Karel Sabbe, a Belgian dentist and endurance athlete in his early 30s, achieved a remarkable feat on Saturday morning as he reached the Canadian border in Washington State, completing the 2,650-mile Pacific Crest Trail (PCT) in record time. Sabbe’s GPS tracker indicated an unofficial finishing time of 46 days, 12 hours, and 56 minutes.
This achievement shattered the previous record set two summers ago by about five days. Sabbe’s astonishing average pace was approximately 57 miles per day, an impressive accomplishment on a rugged wilderness trail that traverses remote mountain ranges. This is especially notable given the challenging conditions this year, with the High Sierra buried under deep snow for most of the summer and wildfires in Washington leading to trail closures, forcing Sabbe and fellow hikers to navigate alternative routes.
This is not the first time Sabbe has etched his name in the PCT’s history. In 2016, he completed the trail in 52 days, surpassing the then-fastest known time by about a day.
In contrast to most thru-hikers on the PCT, who embark on self-supported journeys, Sabbe and renowned ultrarunner Timothy Olson, who also held the record for a brief time, had support crews to provide them with sustenance, shelter, and medical aid. The challenges they undertook, pushing beyond 50 miles per day, are typically attempted only by a select group of elite endurance athletes.

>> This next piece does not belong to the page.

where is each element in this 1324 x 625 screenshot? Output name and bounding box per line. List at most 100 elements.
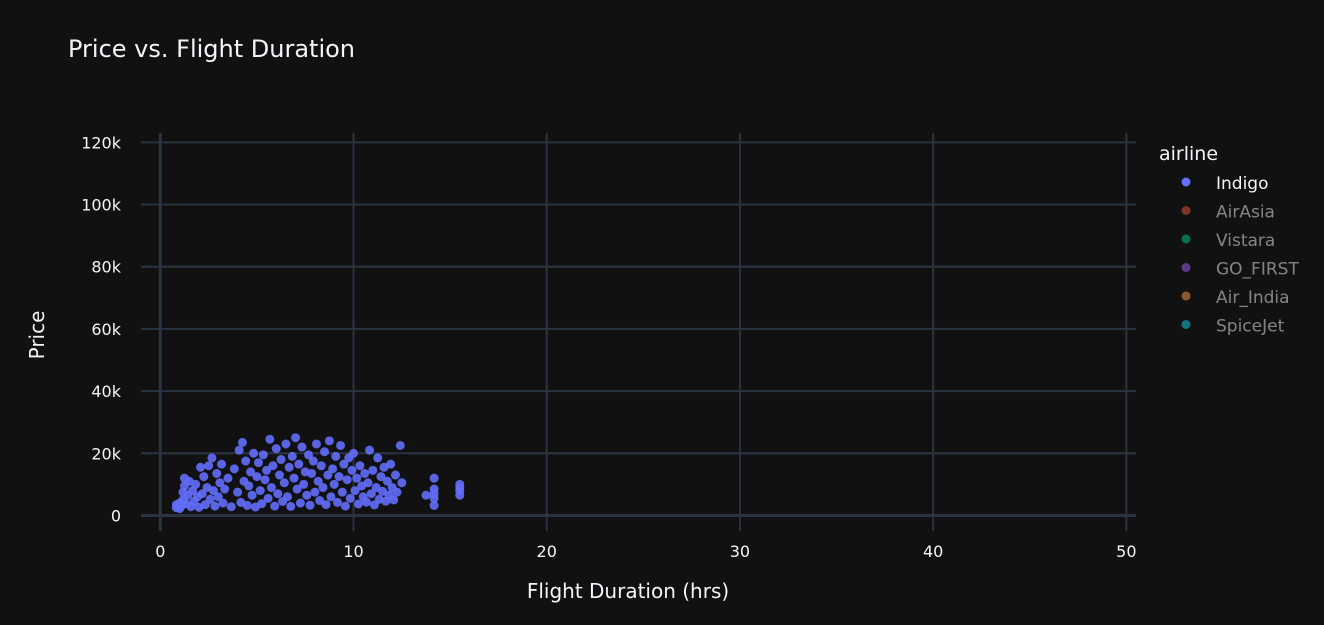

For Sabbe, this year’s endeavor was about reclaiming the record. He embarked on his journey on July 10 from Campo, near the Mexican border, and battled through scorching temperatures in the Southern California desert.
Sabbe’s updates on Instagram portrayed a focused and determined individual. In one video post, he shared, “I’m feeling tired but strong and, yeah, onwards we go. As Canada is getting closer and closer, it’s incredible. The PCT is the most magnificent trail in the world and at the moment, there’s no place I’d rather be.”